I have a hosting, where I got specified admin panel. On this panel I can set passwords and usernames, and the passwords get encrypted. So my question is: Is there any way for that to design the authentication?
I mean, when it requires login and password, it pops-up in browser, and I'd like to make this happen ON the website, where I can design it with CSS, not IN the browser. Any ideas?
Thanks in advance, any helpful answers gets me closer.
First, beware that the user name and password are sent in clear(base64 encoding) text if you are using "Basic Authentication" and not wrapped with the ssl module.

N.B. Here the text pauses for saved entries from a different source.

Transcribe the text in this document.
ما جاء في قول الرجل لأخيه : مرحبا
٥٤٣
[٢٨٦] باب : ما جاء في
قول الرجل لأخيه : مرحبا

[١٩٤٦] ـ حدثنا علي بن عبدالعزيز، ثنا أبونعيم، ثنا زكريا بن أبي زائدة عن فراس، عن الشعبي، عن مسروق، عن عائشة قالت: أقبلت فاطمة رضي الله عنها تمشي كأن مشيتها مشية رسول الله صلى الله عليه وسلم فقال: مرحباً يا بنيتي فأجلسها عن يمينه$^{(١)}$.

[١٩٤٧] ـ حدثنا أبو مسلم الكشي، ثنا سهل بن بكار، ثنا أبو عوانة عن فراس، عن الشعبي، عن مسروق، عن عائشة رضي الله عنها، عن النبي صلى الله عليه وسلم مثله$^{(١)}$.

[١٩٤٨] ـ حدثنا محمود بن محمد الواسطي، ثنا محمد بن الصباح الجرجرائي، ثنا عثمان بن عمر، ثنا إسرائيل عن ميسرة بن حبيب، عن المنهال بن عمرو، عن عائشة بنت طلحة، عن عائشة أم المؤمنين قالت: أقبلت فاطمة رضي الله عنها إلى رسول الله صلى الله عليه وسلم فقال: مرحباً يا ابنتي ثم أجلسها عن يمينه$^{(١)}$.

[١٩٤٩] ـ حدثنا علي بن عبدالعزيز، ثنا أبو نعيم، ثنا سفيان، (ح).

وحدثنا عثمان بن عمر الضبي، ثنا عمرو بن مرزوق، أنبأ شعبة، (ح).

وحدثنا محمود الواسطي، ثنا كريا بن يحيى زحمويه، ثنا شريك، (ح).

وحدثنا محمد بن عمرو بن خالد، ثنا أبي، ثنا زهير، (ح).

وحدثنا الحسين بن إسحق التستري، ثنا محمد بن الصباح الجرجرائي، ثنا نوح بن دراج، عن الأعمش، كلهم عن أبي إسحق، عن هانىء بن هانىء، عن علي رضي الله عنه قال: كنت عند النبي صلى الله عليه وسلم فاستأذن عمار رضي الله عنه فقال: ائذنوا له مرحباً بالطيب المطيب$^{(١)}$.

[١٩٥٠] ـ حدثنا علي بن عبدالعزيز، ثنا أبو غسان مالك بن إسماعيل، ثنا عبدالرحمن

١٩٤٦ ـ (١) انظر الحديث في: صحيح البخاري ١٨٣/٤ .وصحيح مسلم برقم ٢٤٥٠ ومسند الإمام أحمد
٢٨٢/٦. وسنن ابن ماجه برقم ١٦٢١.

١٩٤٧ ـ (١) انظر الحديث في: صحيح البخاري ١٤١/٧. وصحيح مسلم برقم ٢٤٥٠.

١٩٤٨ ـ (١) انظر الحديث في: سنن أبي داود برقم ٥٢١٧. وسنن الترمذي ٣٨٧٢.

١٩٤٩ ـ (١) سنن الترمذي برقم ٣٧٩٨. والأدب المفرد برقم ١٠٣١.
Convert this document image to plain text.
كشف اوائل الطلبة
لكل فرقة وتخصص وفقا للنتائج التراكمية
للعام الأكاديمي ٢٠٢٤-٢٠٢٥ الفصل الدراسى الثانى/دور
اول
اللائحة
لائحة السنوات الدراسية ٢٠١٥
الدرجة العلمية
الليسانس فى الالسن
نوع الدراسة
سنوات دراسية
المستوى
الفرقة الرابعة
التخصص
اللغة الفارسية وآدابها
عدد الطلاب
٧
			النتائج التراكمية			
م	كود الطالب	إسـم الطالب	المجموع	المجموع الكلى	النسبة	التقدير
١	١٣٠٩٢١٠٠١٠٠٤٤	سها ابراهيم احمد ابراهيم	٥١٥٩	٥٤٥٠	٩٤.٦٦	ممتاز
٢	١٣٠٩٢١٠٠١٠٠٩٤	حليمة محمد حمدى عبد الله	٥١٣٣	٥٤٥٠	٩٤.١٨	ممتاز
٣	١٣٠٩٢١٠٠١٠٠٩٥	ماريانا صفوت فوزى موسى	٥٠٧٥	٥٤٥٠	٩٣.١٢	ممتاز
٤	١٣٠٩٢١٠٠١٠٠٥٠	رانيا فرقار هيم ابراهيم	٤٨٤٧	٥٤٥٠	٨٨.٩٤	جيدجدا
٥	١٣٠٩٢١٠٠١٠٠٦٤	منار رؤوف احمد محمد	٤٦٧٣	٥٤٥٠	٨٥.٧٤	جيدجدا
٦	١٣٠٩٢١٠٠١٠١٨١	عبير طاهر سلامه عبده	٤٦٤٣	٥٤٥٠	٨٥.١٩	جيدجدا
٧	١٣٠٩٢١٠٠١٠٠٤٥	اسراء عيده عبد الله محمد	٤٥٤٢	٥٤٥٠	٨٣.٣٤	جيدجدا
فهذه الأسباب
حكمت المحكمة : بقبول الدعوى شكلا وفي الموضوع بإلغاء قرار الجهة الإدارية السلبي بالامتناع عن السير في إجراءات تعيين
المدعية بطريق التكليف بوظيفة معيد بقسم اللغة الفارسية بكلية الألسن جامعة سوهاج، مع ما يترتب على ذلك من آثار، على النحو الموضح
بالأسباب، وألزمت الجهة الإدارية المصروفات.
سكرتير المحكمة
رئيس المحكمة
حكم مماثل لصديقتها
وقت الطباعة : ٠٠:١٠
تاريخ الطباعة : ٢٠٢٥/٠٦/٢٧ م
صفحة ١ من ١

To achieve what you are trying do, you will have to use "form authentication":
<form method="post" action="validate_credentials.php" >
<table border="1" >
<tr>
<td><label for="user">Username</label></td>
<td><input type="text" name="user" id='user'></td>
</tr>
<tr>
<td><label for="pass" >Password</label></td>
<td><input name="pass" id='pass' type="password" ></input></td>
</tr>
<tr>
<td><input type="submit" value="Submit"/></td>
</tr>
</table>
</form>
and here is how the validate_credentials.php file looks like:
<?php
// Grab User submitted information
$username = $_POST["user"];
$password = $_POST["pass"];
// Stored user name and password
$db_user = "secret_username";
$db_pass = "secret_password";
// Authentication mechanism
if ($username != $db_user and $password != $db_pass) {
echo"Invalid Credentials, Please try again.";
exit();
}
if ($username == $db_user and $password == $db_pass) {
echo"Valid Credentials, You are authenticated.";
// You can now serve the document that was requested.
}
I just tried to keep it simple so that you understand. To feel safe, validate user inputs and don't use clear text passwords in validate_credentials.php file, you can google how to do that.